By Reem Abdellatif
CAIRO: Trade in the Middle East and North Africa (MENA) region is expected to expand 131 percent by the year 2026, with metal products being a “driving force” for the region, according to HSBC’s latest Trade Connections report.
Areas of interest in the sector are expected to be non-crude oil and bitumen products, diamond, gold as well as crude oil.
With these rising trends, the region’s governments are looking to expand trade and eyeing sources other than fossil fuels, the report stated.
Egypt, the region’s largest economy, is anticipated to be the fastest growing exporter and importer, expanding trade by 167.40 percent, if the country does not witness further political turmoil.
“Egypt has all the fundamentals for the vibrant economy despite the challenges that it has recently faced, Egypt is part of a region that is increasingly on the radar of international investors, and has a strategic location that connects the East and the West,” Halla Sakr, deputy chief executive officer of HSBC Egypt, said in the bank’s statement.
The country’s flat rolled iron and steel, for example, will be the largest and fastest growing export product with a growth of 21.70 percent over the coming five years, the report stated.
Sakr said the data underlines belief in Egypt’s long-term potential as one of the strategic markets in the region as well as a “priority” country for HSBC group.
While the region’s trade will grow faster than global trade over the same period, the study predicts that the current largest MENA trading partners will continue to be the US, China and India, focusing on the dominance of oil, hydrocarbons and gas.
However, while most of the world’s crude oil resources are fixated in MENA, bank officials underlined the importance of other opportunities.

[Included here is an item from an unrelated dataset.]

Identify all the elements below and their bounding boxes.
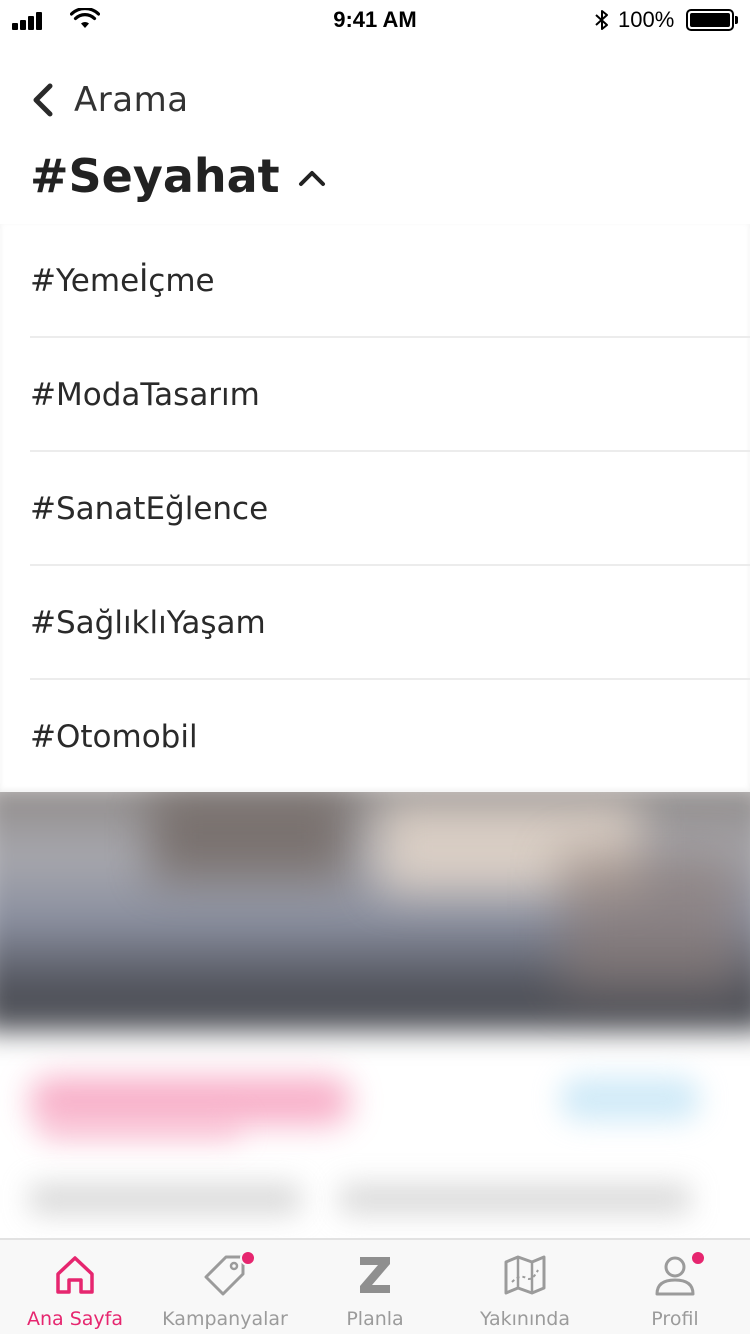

“While two-thirds of the world’s discovered crude oil reserves are in the MENA region, we shouldn’t just see the region as a pure hydrocarbon story when we look at long-term trade,” Tim Reid, regional head of commercial banking at HSBC Middle East, said in the report.
The pace of industrial growth in MENA overall will continue to grow as the region witnesses an increase in the importance of steel and iron.
Saudi Arabia, as a major player in the region’s economy, is expected to grow by 107.12 percent by 2026 with export trade increasing 5.52 percent in the next five years and imports rising 6.99 percent.
Despite the region’s political upheaval, the global economic downturn, as well as the Eurozone debt crisis, Saudi Arabia fared reasonably well in the past year, according to the report.
The United Arab Emirates is also predicted to see a huge trade boost with a 5.52 percent increase annually over the next 15 years. Overall trade is expected to grow 124.03 percent by 2026.
In the UAE, however, progress will be fuelled by the “emergence” of trade in electrical apparatus, aircraft, jewelry and oil derived products.
Qatar, which has also fared relatively well despite the global economic downturn and the region’s political turmoil, is predicted to see trade grow 150.74 percent by 2026 and substantially faster than the world over the next 15 years.
“This is due to a strong economic position compared to other countries in the past four years,” the statement said. “Qatar fared well throughout 2011 despite the global economic downturn and the Eurozone debt crisis. In 2012, the country’s general outlook remains positive.”
The most lucrative sectors for MENA for the next five years will be commodities such as ore, lead, rice, wheat and iron ore.
“The region is also developing its own dairy sector and building trade routes from Europe and Africa to enhance its food security and self-sufficiency,” said the report.
“This is shown in the 9.39 percent forecast growth in that sector.”